While most of these tests are very dependable, they could be better. Should there be any uncertainty regarding the accuracy of the test results, your veterinarian might choose to perform a second confirmatory test using a different technique (e.g., a different test kit or sending blood to a lab to check for viruses using a molecular test like PCR or to check for antibodies using a more advanced assay like “western blotting”).
It’s crucial to remember that while they might not be infected, kittens born to FIV-infected queens will test positive early in life because they will absorb antibodies from the queen through the milk. It is always recommended to retest kittens who test positive between the ages of 5 and 6 months. Alternatives (such as a PCR test) are required because cats that have received the FIV vaccine will also test positive on standard antibody testing in the countries where it is available.
Many cats infected with FeLV can coexist peacefully with the virus for extended periods, and the virus itself may never manifest as a clinical illness. Numerous variables, such as the type of FIV a cat is infected with, the immune system of the cat, and the existence or lack of additional infectious agents, affect whether disease develops in cats. In one study, it was discovered that cats with FIV infection lived, on average, less than five years (from when the sickness was detected). In contrast, a comparable group of cats without the infection lived, on average, about six years.
The primary goals of controlling a feline immunodeficiency virus (FIV) infection are to stop the virus from spreading to other cats and to keep the afflicted cat as healthy as possible. It has been demonstrated that several antiviral drugs used for HIV infection in human patients can also benefit some FIV-infected cats.
Typical supportive and general care should consist of the following:
All FIV-infected cats should be neutered to lower their risk of infection and fighting.

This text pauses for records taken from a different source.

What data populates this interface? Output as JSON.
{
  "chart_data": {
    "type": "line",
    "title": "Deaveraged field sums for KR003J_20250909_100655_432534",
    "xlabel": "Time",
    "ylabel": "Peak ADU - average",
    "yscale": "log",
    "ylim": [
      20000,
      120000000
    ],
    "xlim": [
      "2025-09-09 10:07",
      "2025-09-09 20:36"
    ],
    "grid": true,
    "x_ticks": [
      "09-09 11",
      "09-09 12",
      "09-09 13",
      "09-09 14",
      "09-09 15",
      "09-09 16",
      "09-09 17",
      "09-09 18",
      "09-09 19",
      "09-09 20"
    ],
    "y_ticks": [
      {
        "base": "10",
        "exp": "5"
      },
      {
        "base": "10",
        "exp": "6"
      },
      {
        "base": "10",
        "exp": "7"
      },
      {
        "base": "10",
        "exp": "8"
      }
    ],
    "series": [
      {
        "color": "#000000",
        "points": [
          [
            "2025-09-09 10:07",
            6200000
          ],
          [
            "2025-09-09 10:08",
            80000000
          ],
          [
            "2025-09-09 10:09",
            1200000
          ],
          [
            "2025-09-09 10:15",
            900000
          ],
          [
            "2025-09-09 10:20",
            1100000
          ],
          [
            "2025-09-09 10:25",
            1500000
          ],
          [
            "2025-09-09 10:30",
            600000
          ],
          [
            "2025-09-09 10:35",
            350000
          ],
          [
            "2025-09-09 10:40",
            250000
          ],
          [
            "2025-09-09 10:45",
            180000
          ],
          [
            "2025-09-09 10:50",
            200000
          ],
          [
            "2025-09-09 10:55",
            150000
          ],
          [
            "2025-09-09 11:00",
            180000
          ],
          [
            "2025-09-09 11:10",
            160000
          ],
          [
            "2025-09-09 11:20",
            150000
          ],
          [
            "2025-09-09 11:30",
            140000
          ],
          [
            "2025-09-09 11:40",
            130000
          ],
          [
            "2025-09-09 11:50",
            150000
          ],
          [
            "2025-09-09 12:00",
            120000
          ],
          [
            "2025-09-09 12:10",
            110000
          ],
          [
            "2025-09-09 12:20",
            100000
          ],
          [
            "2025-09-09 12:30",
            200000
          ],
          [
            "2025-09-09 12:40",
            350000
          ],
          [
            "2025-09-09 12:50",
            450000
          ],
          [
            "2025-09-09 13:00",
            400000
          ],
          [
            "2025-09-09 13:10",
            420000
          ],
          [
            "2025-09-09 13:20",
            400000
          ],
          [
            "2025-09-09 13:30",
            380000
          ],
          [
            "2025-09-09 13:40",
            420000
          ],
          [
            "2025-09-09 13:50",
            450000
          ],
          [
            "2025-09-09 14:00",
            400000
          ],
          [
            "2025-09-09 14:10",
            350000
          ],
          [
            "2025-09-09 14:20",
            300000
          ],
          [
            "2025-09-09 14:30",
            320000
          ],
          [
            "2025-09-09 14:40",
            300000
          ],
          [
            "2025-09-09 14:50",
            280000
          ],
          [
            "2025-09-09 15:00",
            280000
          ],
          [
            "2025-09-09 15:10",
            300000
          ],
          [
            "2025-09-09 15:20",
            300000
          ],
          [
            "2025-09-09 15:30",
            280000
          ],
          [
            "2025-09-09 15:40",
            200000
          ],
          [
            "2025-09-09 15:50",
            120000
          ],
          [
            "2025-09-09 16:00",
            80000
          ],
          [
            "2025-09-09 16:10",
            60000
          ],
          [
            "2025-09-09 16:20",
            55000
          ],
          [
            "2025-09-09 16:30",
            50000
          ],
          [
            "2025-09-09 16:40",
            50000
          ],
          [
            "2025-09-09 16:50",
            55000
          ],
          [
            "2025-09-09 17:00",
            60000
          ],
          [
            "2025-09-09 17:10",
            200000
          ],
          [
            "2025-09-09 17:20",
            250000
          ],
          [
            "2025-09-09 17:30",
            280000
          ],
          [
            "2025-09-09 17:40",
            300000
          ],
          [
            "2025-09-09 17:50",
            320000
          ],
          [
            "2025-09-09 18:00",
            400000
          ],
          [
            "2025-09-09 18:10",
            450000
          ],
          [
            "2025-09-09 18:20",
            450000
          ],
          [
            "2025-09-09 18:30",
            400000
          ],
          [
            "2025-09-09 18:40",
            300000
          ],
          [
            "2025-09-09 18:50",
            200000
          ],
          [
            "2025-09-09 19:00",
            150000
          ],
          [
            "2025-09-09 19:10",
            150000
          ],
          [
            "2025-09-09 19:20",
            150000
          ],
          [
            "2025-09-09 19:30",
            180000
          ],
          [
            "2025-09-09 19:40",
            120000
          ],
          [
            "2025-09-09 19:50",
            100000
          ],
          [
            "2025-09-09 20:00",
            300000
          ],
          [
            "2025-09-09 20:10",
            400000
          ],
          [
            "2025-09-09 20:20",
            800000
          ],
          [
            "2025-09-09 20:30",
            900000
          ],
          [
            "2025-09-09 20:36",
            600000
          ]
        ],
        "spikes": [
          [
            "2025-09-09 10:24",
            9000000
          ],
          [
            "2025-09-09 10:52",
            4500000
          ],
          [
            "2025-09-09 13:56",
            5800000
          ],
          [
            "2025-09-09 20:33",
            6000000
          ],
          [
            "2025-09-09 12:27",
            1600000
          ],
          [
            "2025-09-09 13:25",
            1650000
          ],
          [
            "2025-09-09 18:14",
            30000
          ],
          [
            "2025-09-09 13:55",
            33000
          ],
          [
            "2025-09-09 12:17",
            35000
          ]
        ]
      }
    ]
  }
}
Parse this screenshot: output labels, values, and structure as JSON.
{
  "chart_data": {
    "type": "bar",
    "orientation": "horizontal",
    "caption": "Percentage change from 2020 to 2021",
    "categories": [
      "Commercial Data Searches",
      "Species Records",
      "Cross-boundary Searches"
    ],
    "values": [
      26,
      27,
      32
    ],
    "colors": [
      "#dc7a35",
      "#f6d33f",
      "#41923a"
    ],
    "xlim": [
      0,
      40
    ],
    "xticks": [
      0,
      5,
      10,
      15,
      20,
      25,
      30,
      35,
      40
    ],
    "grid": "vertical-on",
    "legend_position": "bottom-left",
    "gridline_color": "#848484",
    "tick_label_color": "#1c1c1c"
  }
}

FIV-positive cats should, whenever feasible, be kept indoors and kept apart from healthy cats. This lessens the chance of the FIV-infected cat contracting additional infections and helps stop the infection from spreading to other cats. As an alternative, construct a cat-proof enclosure so that your cat can go outside but stays safe from other cats. Observe the garden’s fencing.
Reducing the chance of coming into contact with parasites and bacteria that could cause illness can be accomplished by maintaining a healthy diet, which includes using high-quality commercial foods and avoiding raw meat, eggs, and unpasteurized dairy products.
Keeping up good routine preventative healthcare (such as routine immunizations, flea and worm control, etc.)
Two yearly veterinary checkups are the best option, but occasionally, your veterinarian may recommend specific blood tests to monitor your cat’s health.
Timely identification and suitable management of any concurrent or subsequent illnesses. In cases where bacterial infections are associated with substantial immunosuppression, longer antibiotic treatments might be required.
Avoidance and management
Numerous nations now offer an accessible licensed FIV vaccine. The information at hand indicates that the vaccine provides a reasonable level of protection and that cats who are significantly at risk of contracting FIV may find it helpful. Given that there are several strains of FIV, it is unreasonable to anticipate that the vaccination will provide total protection. Additionally, a cat with vaccinations will later test positive for FIV infection on commonly used antibody tests.
Although it might occasionally be challenging in a multicat household, FIV-infected cats should ideally be kept apart from other cats. Some owners choose to maintain the household setup as is because there is little chance of transmission through social contact, such as sharing food bowls and grooming one another. Given the high concentration of virus in saliva, it could be beneficial to at least feed cats in different bowls. After use, food bowls and litter trays should be cleaned to eradicate the virus.